This study employed a rigorous feature selection process, integrating variance thresholding, univariate selection, and the LASSO algorithm, to identify a set of radiomic features with clear biological significance for model construction. The final selection comprised 10 features (Figure 3B), which were predominantly localized in the entorhinal cortex, left hippocampus, and temporal lobe. These critical brain regions are closely associated with cognitive function and align well with the established pathological mechanisms of Alzheimer’s disease and mild cognitive impairment, such as early involvement of the entorhinal cortex and hippocampus (36, 37) and cognitive domain impairments linked to the temporal lobe (38). The radiomics model built on these 10 features showed the best performance among single modalities: training set macro AUC = 0.91 (LR)/0.88 (RF), micro AUC = 0.89 (LR)/0.86 (RF); test set macro AUC = 0.84 (LR)/0.80 (RF), micro AUC = 0.83 (LR)/0.78 (RF).

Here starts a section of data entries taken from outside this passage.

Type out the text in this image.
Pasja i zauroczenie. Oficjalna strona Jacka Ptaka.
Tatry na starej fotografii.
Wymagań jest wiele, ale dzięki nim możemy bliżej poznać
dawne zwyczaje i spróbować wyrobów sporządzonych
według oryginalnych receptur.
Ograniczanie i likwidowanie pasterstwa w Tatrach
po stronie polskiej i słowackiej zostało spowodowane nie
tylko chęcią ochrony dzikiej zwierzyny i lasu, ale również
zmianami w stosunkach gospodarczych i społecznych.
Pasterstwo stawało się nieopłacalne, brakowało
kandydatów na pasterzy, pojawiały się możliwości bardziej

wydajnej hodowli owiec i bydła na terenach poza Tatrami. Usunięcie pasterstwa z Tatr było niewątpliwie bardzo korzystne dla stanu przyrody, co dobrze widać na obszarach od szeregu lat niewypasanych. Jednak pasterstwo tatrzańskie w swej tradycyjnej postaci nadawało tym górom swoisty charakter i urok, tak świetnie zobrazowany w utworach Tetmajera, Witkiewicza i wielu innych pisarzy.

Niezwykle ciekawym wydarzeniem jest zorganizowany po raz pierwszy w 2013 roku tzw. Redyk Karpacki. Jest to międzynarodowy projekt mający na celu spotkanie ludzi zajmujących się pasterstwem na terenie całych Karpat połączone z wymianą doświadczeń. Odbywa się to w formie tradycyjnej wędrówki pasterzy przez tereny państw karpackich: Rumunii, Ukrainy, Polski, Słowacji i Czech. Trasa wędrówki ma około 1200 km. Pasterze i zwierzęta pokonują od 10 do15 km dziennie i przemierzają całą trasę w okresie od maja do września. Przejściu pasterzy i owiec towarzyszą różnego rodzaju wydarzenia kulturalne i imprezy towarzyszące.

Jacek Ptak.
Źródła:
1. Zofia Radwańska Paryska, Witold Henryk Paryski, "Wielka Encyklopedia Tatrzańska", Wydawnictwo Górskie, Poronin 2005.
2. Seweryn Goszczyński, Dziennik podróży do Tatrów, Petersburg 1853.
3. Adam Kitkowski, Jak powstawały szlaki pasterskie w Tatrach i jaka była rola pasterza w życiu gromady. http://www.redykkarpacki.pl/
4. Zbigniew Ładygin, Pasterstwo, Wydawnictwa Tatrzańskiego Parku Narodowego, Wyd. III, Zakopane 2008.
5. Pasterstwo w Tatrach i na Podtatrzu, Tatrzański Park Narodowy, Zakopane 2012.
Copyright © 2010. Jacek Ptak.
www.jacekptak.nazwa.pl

Reduced surface volume ratios in the entorhinal cortex, temporal lobe, and left hippocampus directly reflect progressive atrophy in these regions during disease progression, serving as “macroscopic indicators” for subtype differentiation. Texture features (e.g., GLM_MCC, GLM_Imc2, GLM_Cluster Shade) capture microstructural heterogeneity within brain regions; changes in texture features of the fourth ventricle, temporal lobe, and hippocampus may reflect microscopic pathology such as neuronal loss and gliosis (39), serving as “microscopic indicators” for early detection of potential lesions. The radiomics model’s performance approaches that of the combined model, strongly supporting structural MRI as a core biomarker for cognitive impairment.

4.4 Combined model

The core innovation of this study lies in integrating three different data dimensions: sMRI radiomics (RS), which directly reflects subtle brain structural damage (e.g., hippocampal atrophy, ventricular enlargement); clinical cognitive scales (Clinical), which quantify cognitive decline (e.g., memory, executive function); and plasma proteins (Protein), which capture molecular pathology (e.g., tau tangles). The combined model significantly outperformed single-modality models across all metrics (AUC, sensitivity, specificity, accuracy): training set macro AUC = 0.92 (vs. RS 0.91, Protein 0.79, Clinical 0.77), micro AUC = 0.91 (vs. RS 0.89, Protein 0.76, Clinical 0.72), ACC = 0.81 (vs. RS 0.79, Protein 0.58, Clinical 0.56); test set macro AUC = 0.87 (vs. RS 0.84, Protein 0.72, Clinical 0.75), micro AUC = 0.87 (vs. RS 0.83, Protein 0.74, Clinical 0.71), ACC = 0.76 (vs. RS 0.75, Protein 0.53, Clinical 0.56). This strongly supports that MCI is a multidimensional disease involving “pathology-cognition-clinical” interactions (40). Currently, the most commonly used method for diagnosing mild cognitive impairment (MCI) in clinical practice remains neuropsychological scales. Research has shown that for detecting MCI, the sensitivities of ADAS-cog, MoCA, and MMSE range from 0.757 to 0.869, with specificities between 0.721 and 0.835 (33). In this study, the combined model achieved a sensitivity of 0.82 and a specificity of 0.9 in the training set, indicating that its sensitivity is significantly higher than that of conventional clinical methods. Moreover, since ADNI collaborates with the National Institute on Aging, the baseline grouping of enrolled participants strictly follows clinical diagnostic criteria, further demonstrating the practical value of the combined model. Multimodal data fusion more effectively captures the complex and complementary information at different MCI stages, overcoming the limitations of single data sources and achieving higher accuracy in distinguishing MCI subtypes. Moreover, compared to invasive cerebrospinal fluid tests and expensive PET scans, the features selected in this model are more accessible, warranting broad application.

4.5 SHAP analysis

This study conducted a comprehensive SHAP interpretability analysis, employing bar plots and beeswarm plots to clarify the predictive mechanisms of the combined model. The findings indicate that the classification of CN individuals predominantly depends on cognitive assessments, with ADAS-Cog and MoCA emerging as principal features, underscoring the significance of “cognitive reserve” in preserving normal cognitive function. In contrast, the classification of MCI, including EMCI and LMCI, relies more substantially on radiomic biomarkers—such as ventricular texture and hippocampal morphology—and plasma biomarkers, including Aβ40, Aβ ratio, and pTau217 ratio. These biomarkers reflect the influence of “brain structural damage” and “pathological protein deposition” in cognitive deterioration. For EMCI classification, discriminative features exhibited relatively balanced contributions, likely attributable to EMCI’s intermediate status between CN and LMCI, characterized by subtler distinguishing features that complicate differentiation. In LMCI classification, the prominence of the ADAS-Cog cognitive test increased, indicating more marked cognitive decline in advanced MCI stages and enhanced sensitivity of the assessment. This stratified feature attribution offers data-driven support for precise Alzheimer’s disease subtyping, facilitating early diagnosis and targeted intervention strategies.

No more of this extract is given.